Because gabbi was born in the OpenStack universe this demo uses some (but not all) of the Python environment tropes used there (tox, testr, subunit, etc). With luck other demos will come along for other environments.

Tutorial

If you'd like to use this repo as a tutorial the most direct way is to clone it and then inspect the commit log in reverse:

git log --reverse

or

git log -u --reverse

That will tell the story of how the app was built.

The App

The app that was created is a simple API that supports storing and retrieving objects of stuff put in containers. The containers and objects can have names if you provide them or the server can provide a uuid. There is no persistence: data is stored in memory and when the server shuts down stuff is gone. The HTML provided at / provides a list of available URLS. So does the file gdemo/urls.map.

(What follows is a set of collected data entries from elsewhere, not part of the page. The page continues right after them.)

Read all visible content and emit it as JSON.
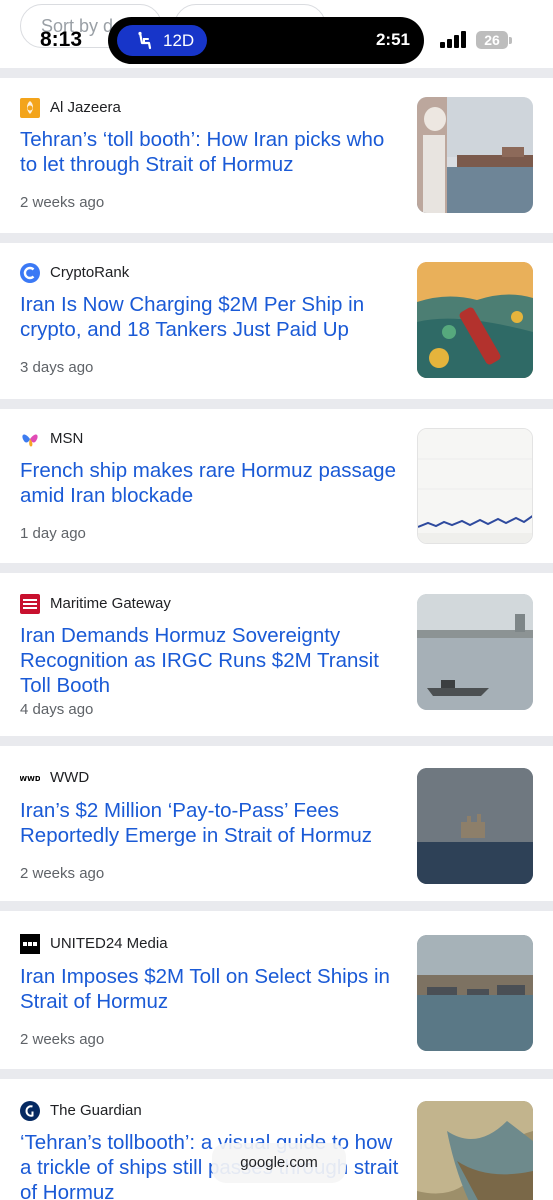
{
  "status_bar": {
    "time": "8:13",
    "live_activity": {
      "seat": "12D",
      "timer": "2:51"
    },
    "battery": "26"
  },
  "filter_chips": {
    "sort_label": "Sort by d"
  },
  "articles": [
    {
      "source": "Al Jazeera",
      "icon": "al-jazeera-logo-icon",
      "title": "Tehran’s ‘toll booth’: How Iran picks who to let through Strait of Hormuz",
      "age": "2 weeks ago"
    },
    {
      "source": "CryptoRank",
      "icon": "cryptorank-logo-icon",
      "title": "Iran Is Now Charging $2M Per Ship in crypto, and 18 Tankers Just Paid Up",
      "age": "3 days ago"
    },
    {
      "source": "MSN",
      "icon": "msn-logo-icon",
      "title": "French ship makes rare Hormuz passage amid Iran blockade",
      "age": "1 day ago"
    },
    {
      "source": "Maritime Gateway",
      "icon": "maritime-gateway-logo-icon",
      "title": "Iran Demands Hormuz Sovereignty Recognition as IRGC Runs $2M Transit Toll Booth",
      "age": "4 days ago"
    },
    {
      "source": "WWD",
      "icon": "wwd-logo-icon",
      "title": "Iran’s $2 Million ‘Pay-to-Pass’ Fees Reportedly Emerge in Strait of Hormuz",
      "age": "2 weeks ago"
    },
    {
      "source": "UNITED24 Media",
      "icon": "united24-logo-icon",
      "title": "Iran Imposes $2M Toll on Select Ships in Strait of Hormuz",
      "age": "2 weeks ago"
    },
    {
      "source": "The Guardian",
      "icon": "guardian-logo-icon",
      "title": "‘Tehran’s tollbooth’: a visual guide to how a trickle of ships still passes through strait of Hormuz",
      "age": ""
    }
  ],
  "bottom_bar": {
    "domain": "google.com"
  },
  "colors": {
    "headline": "#1a5ad6",
    "source": "#202124",
    "age": "#5f6368",
    "background": "#e9eaee",
    "card": "#ffffff"
  }
}
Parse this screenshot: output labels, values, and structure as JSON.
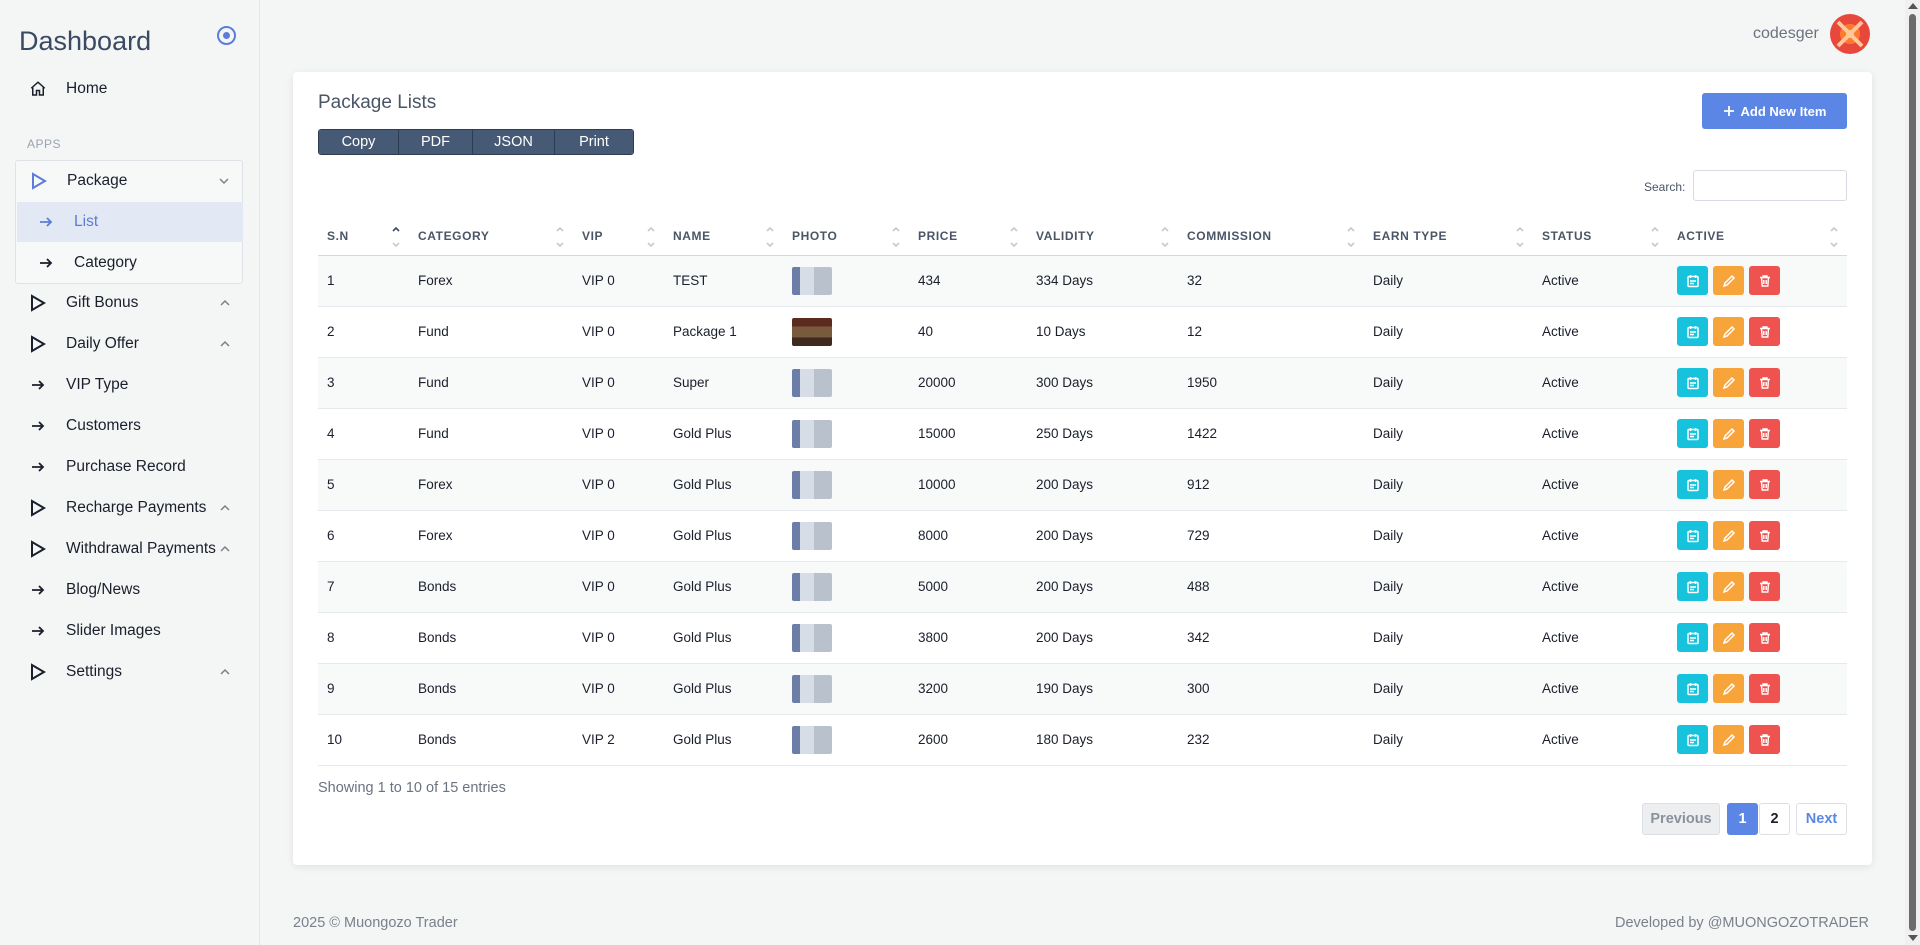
{
  "sidebar": {
    "brand": "Dashboard",
    "section_label": "APPS",
    "items": [
      {
        "label": "Home",
        "icon": "home-icon"
      },
      {
        "label": "Package",
        "icon": "play-outline-icon",
        "expanded": true
      },
      {
        "label": "List",
        "icon": "arrow-right-icon",
        "active": true
      },
      {
        "label": "Category",
        "icon": "arrow-right-icon"
      },
      {
        "label": "Gift Bonus",
        "icon": "play-outline-icon"
      },
      {
        "label": "Daily Offer",
        "icon": "play-outline-icon"
      },
      {
        "label": "VIP Type",
        "icon": "arrow-right-icon"
      },
      {
        "label": "Customers",
        "icon": "arrow-right-icon"
      },
      {
        "label": "Purchase Record",
        "icon": "arrow-right-icon"
      },
      {
        "label": "Recharge Payments",
        "icon": "play-outline-icon"
      },
      {
        "label": "Withdrawal Payments",
        "icon": "play-outline-icon"
      },
      {
        "label": "Blog/News",
        "icon": "arrow-right-icon"
      },
      {
        "label": "Slider Images",
        "icon": "arrow-right-icon"
      },
      {
        "label": "Settings",
        "icon": "play-outline-icon"
      }
    ]
  },
  "topbar": {
    "username": "codesger"
  },
  "card": {
    "title": "Package Lists",
    "export_buttons": [
      "Copy",
      "PDF",
      "JSON",
      "Print"
    ],
    "add_button": "Add New Item",
    "search_label": "Search:",
    "search_value": ""
  },
  "table": {
    "columns": [
      "S.N",
      "CATEGORY",
      "VIP",
      "NAME",
      "PHOTO",
      "PRICE",
      "VALIDITY",
      "COMMISSION",
      "EARN TYPE",
      "STATUS",
      "ACTIVE"
    ],
    "rows": [
      [
        "1",
        "Forex",
        "VIP 0",
        "TEST",
        "",
        "434",
        "334 Days",
        "32",
        "Daily",
        "Active"
      ],
      [
        "2",
        "Fund",
        "VIP 0",
        "Package 1",
        "",
        "40",
        "10 Days",
        "12",
        "Daily",
        "Active"
      ],
      [
        "3",
        "Fund",
        "VIP 0",
        "Super",
        "",
        "20000",
        "300 Days",
        "1950",
        "Daily",
        "Active"
      ],
      [
        "4",
        "Fund",
        "VIP 0",
        "Gold Plus",
        "",
        "15000",
        "250 Days",
        "1422",
        "Daily",
        "Active"
      ],
      [
        "5",
        "Forex",
        "VIP 0",
        "Gold Plus",
        "",
        "10000",
        "200 Days",
        "912",
        "Daily",
        "Active"
      ],
      [
        "6",
        "Forex",
        "VIP 0",
        "Gold Plus",
        "",
        "8000",
        "200 Days",
        "729",
        "Daily",
        "Active"
      ],
      [
        "7",
        "Bonds",
        "VIP 0",
        "Gold Plus",
        "",
        "5000",
        "200 Days",
        "488",
        "Daily",
        "Active"
      ],
      [
        "8",
        "Bonds",
        "VIP 0",
        "Gold Plus",
        "",
        "3800",
        "200 Days",
        "342",
        "Daily",
        "Active"
      ],
      [
        "9",
        "Bonds",
        "VIP 0",
        "Gold Plus",
        "",
        "3200",
        "190 Days",
        "300",
        "Daily",
        "Active"
      ],
      [
        "10",
        "Bonds",
        "VIP 2",
        "Gold Plus",
        "",
        "2600",
        "180 Days",
        "232",
        "Daily",
        "Active"
      ]
    ]
  },
  "pagination": {
    "info": "Showing 1 to 10 of 15 entries",
    "previous": "Previous",
    "pages": [
      "1",
      "2"
    ],
    "current": "1",
    "next": "Next"
  },
  "footer": {
    "copyright": "2025 © Muongozo Trader",
    "developed_by": "Developed by  @MUONGOZOTRADER"
  },
  "colors": {
    "accent": "#5b86e5",
    "view_button": "#17c3dc",
    "edit_button": "#f7a43a",
    "delete_button": "#ef5350",
    "export_buttons": "#465a75"
  }
}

For the sake of transparency, the app does not use an obscuring magical framework. Instead selector will be used for dispatch and WebOb for request object helper methods. This isn't necessarily a best in business setup but it is simple and that's the point.

The Demo

The process used to create the app has resulted in the backend that will be used during a demo to be given at the OpenStack Liberty Summit in Vancouver, May 2015. When the artifacts from that presentation are available they will be linked here.

If you want to run gdemo yourself you need some kind of WSGI server. gunicorn works well. Install it and then from the gdemo repo directory run:

gunicorn gdemo

Remember your data is just in RAM!

Contributing

Please use GitHub's issues if you have a problem to report or a suggestion and make a pull request if you've got something you'd like to add or have a bug fix.

Acknowledgements

Thanks to @FND for relaying the idea of using a git history as a guided learning tool.